That should work well. Make sure you establish a normal drop under load baseline by doing that test on a known normal circuit. This way you will have something to compare against on the drop test. You should only drop a couple volts on this for a good circuit.
Check the dirt drop while you are doing this too. Give us the dirt drop under load and with no load. I think you said you had 12.5 volts with no load. Measure across the exact same spots.
I plugged in a small heater - only dropped 3 - 4 V on the circuit, but the reading when I put the positive probe in the large slot, and the negative probe in the ground terminal was almost 2 volts at the tail end (.6V on the first outlet - then went to 1.1V - then to 1.9v on the last outlet) - I am thinking that the voltage from the neutral to ground should be les than .5 V.

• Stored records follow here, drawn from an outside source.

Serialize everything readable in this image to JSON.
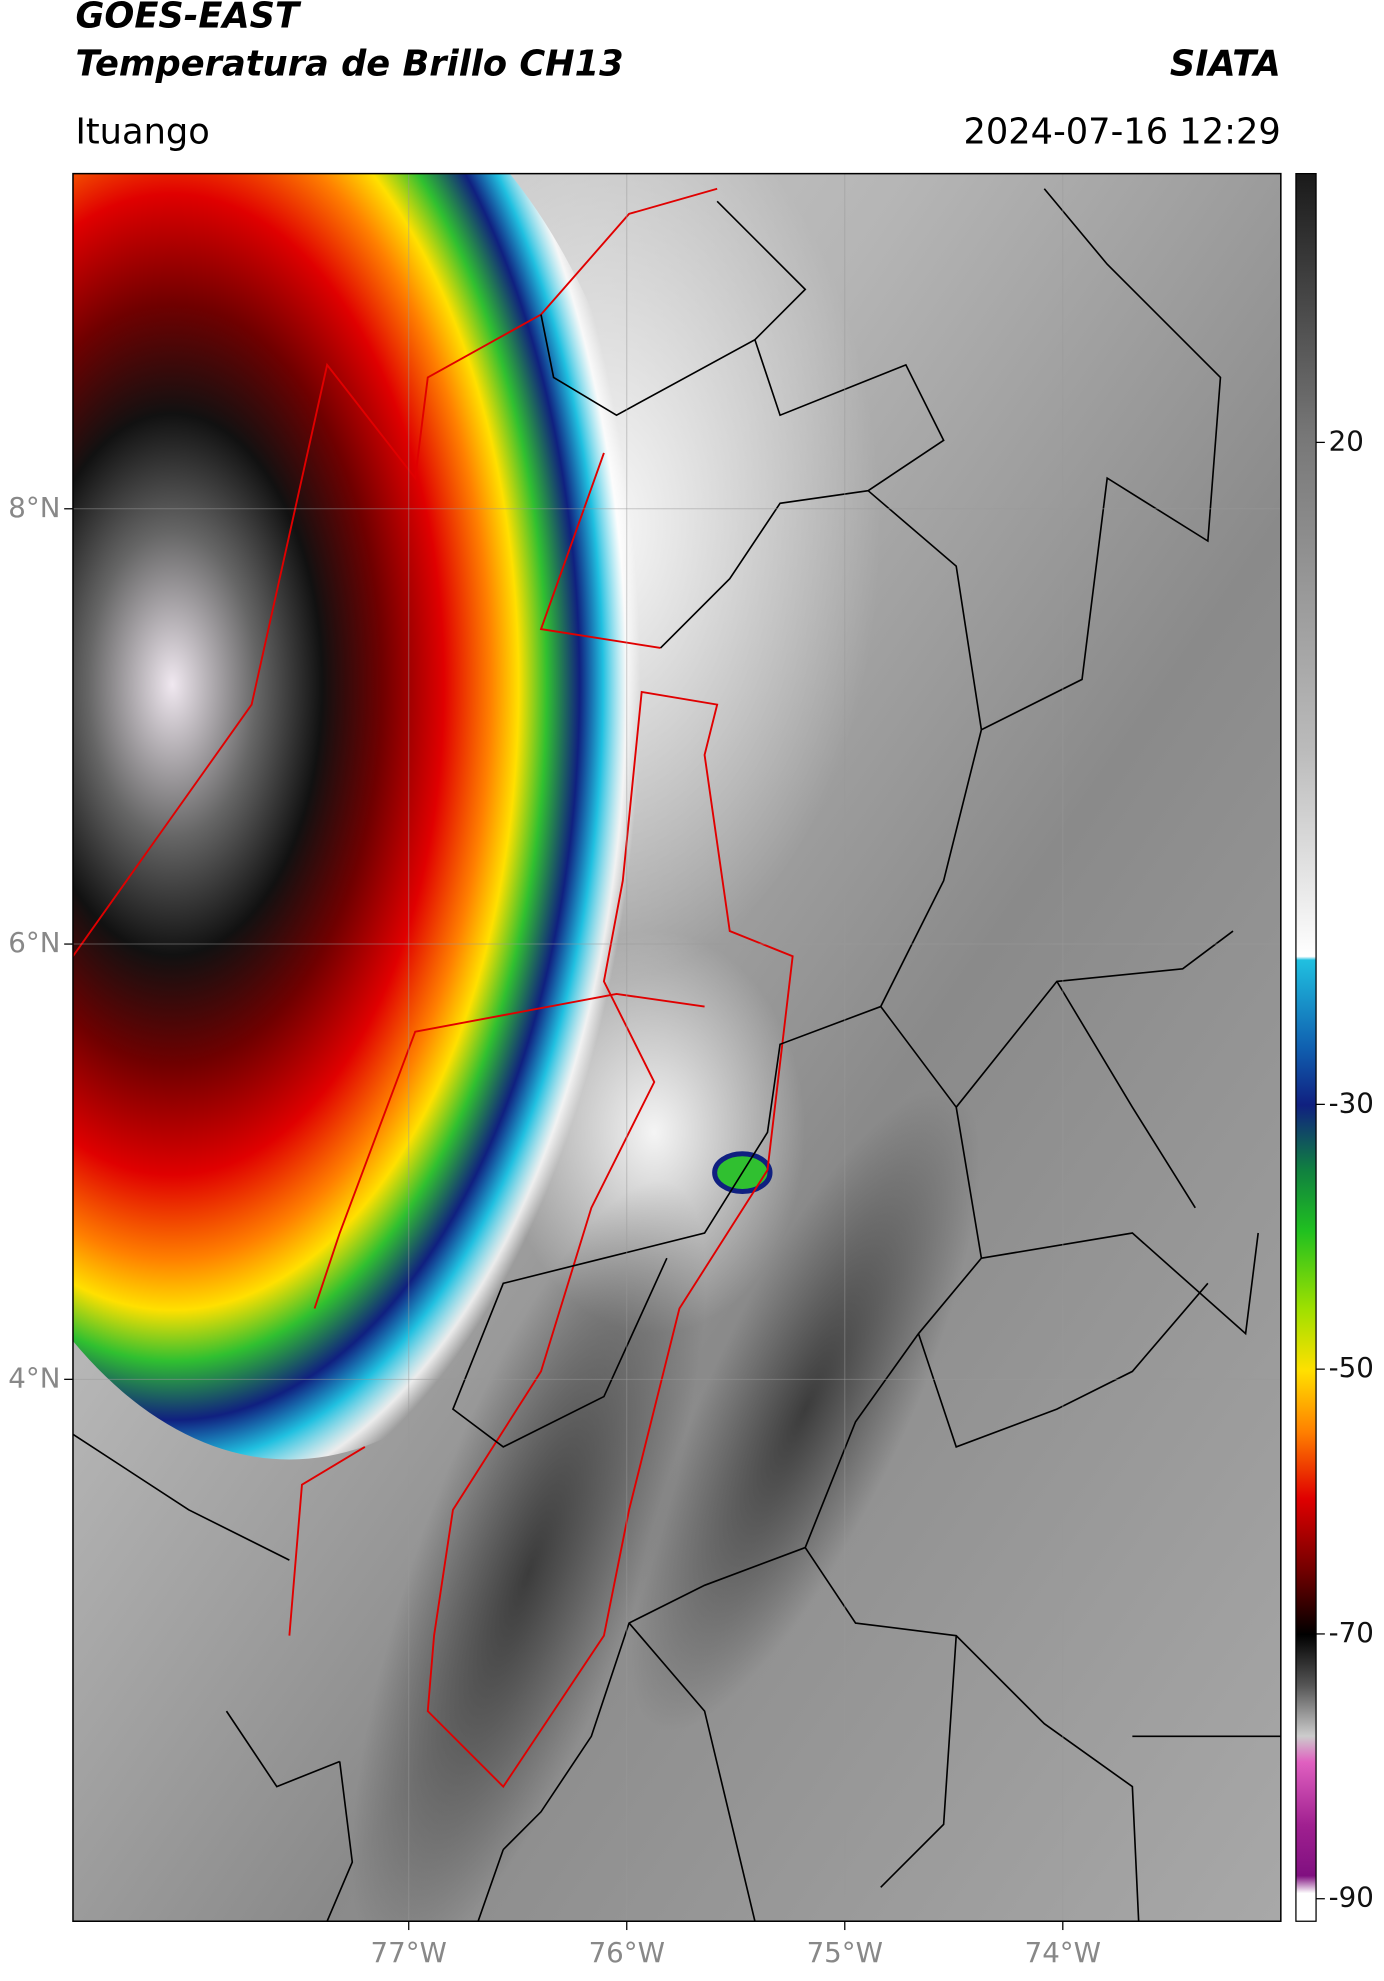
{
  "header": {
    "title": "GOES-EAST",
    "subtitle": "Temperatura de Brillo CH13",
    "agency": "SIATA",
    "location": "Ituango",
    "timestamp": "2024-07-16 12:29"
  },
  "map": {
    "xlim": [
      -78.54,
      -73.0
    ],
    "ylim": [
      1.51,
      9.54
    ],
    "xticks": [
      {
        "value": -77,
        "label": "77°W"
      },
      {
        "value": -76,
        "label": "76°W"
      },
      {
        "value": -75,
        "label": "75°W"
      },
      {
        "value": -74,
        "label": "74°W"
      }
    ],
    "yticks": [
      {
        "value": 8,
        "label": "8°N"
      },
      {
        "value": 6,
        "label": "6°N"
      },
      {
        "value": 4,
        "label": "4°N"
      }
    ],
    "grid": true
  },
  "colorbar": {
    "lim": [
      -91.7,
      40.3
    ],
    "ticks": [
      20,
      -30,
      -50,
      -70,
      -90
    ]
  }
}
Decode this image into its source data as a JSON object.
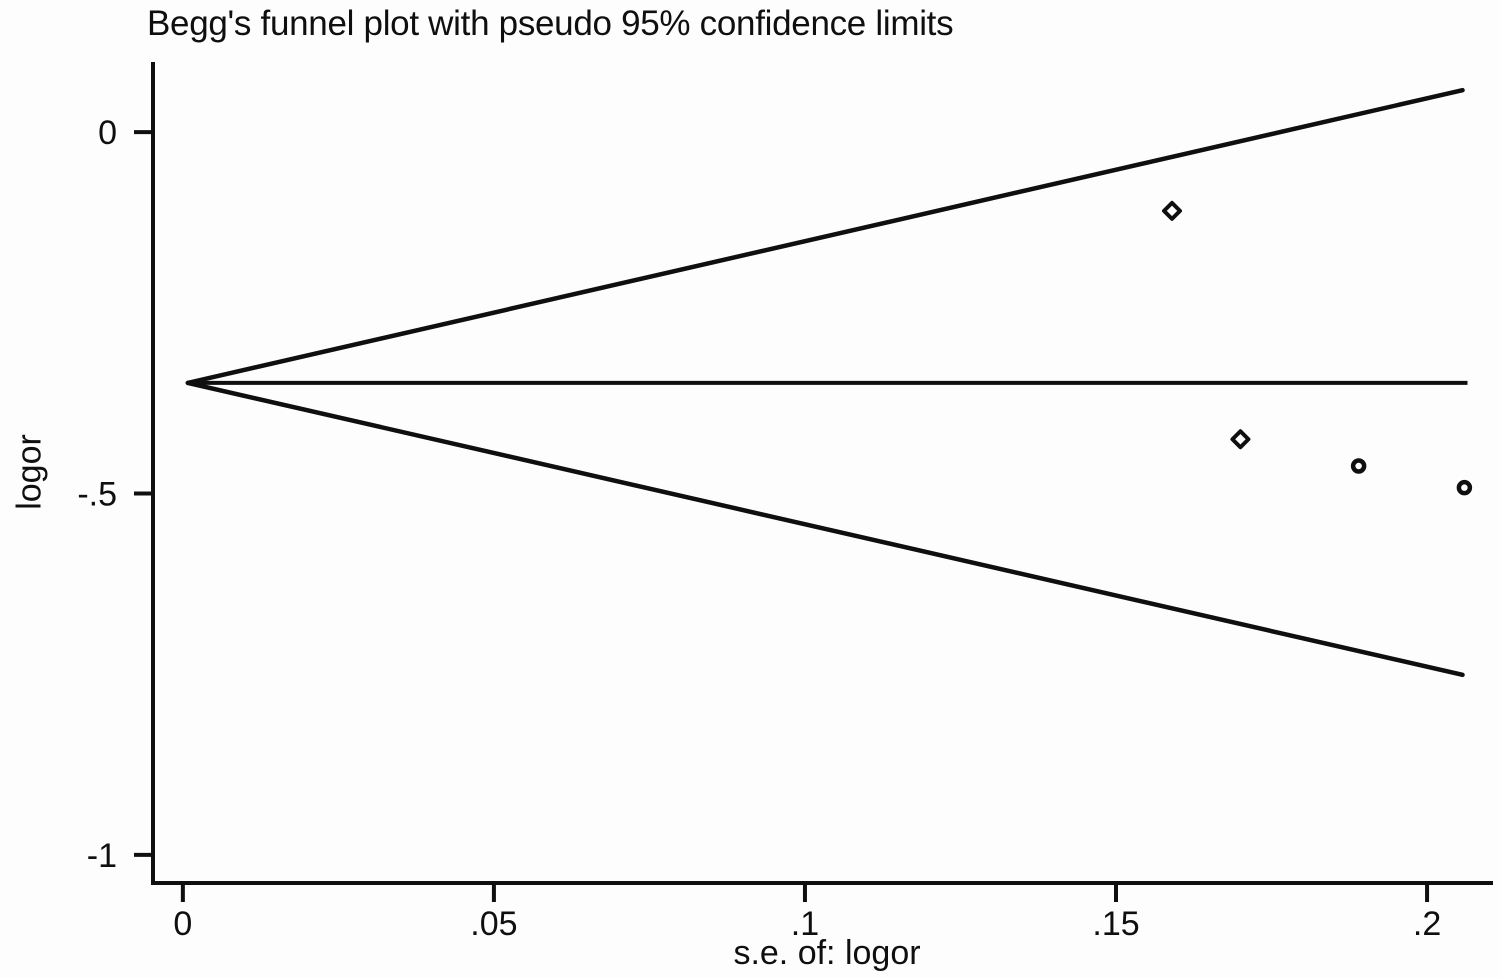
{
  "page": {
    "background": "#fdfdfd",
    "ink": "#0f0f0f"
  },
  "chart_data": {
    "type": "scatter",
    "title": "Begg's funnel plot with pseudo 95% confidence limits",
    "xlabel": "s.e. of: logor",
    "ylabel": "logor",
    "xlim": [
      -0.0048,
      0.2106
    ],
    "ylim": [
      -1.039,
      0.097
    ],
    "grid": false,
    "legend": false,
    "x_ticks": [
      {
        "value": 0,
        "label": "0"
      },
      {
        "value": 0.05,
        "label": ".05"
      },
      {
        "value": 0.1,
        "label": ".1"
      },
      {
        "value": 0.15,
        "label": ".15"
      },
      {
        "value": 0.2,
        "label": ".2"
      }
    ],
    "y_ticks": [
      {
        "value": 0,
        "label": "0"
      },
      {
        "value": -0.5,
        "label": "-.5"
      },
      {
        "value": -1,
        "label": "-1"
      }
    ],
    "pooled_line": {
      "logor": -0.347,
      "se_start": 0.0008,
      "se_end": 0.2065
    },
    "funnel": {
      "vertex_se": 0.0008,
      "vertex_logor": -0.347,
      "end_se": 0.2057,
      "upper_end_logor": 0.058,
      "lower_end_logor": -0.751,
      "confidence_multiplier": 1.96
    },
    "points": [
      {
        "se": 0.159,
        "logor": -0.109,
        "marker": "diamond"
      },
      {
        "se": 0.17,
        "logor": -0.425,
        "marker": "diamond"
      },
      {
        "se": 0.189,
        "logor": -0.462,
        "marker": "circle"
      },
      {
        "se": 0.206,
        "logor": -0.492,
        "marker": "circle"
      }
    ]
  }
}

On a good circuit, there was almost no drop, and the voltage between the neutral wire and ground was 0.
OK - the dirt drop - today I have about 12.5V between my pool water and the metal handrail, no change when I put a load on - but my "dirt load" drops from about 10V down to 8.5V (it is a little dry) - the whole voltage has been lower the last two - or three days - I have seen over 30 V in the ground a couple of weeks ago.
So - what does this tell me - should I replace and check the ground on the outlets where the drop starts? I have about a 3V drop with no load.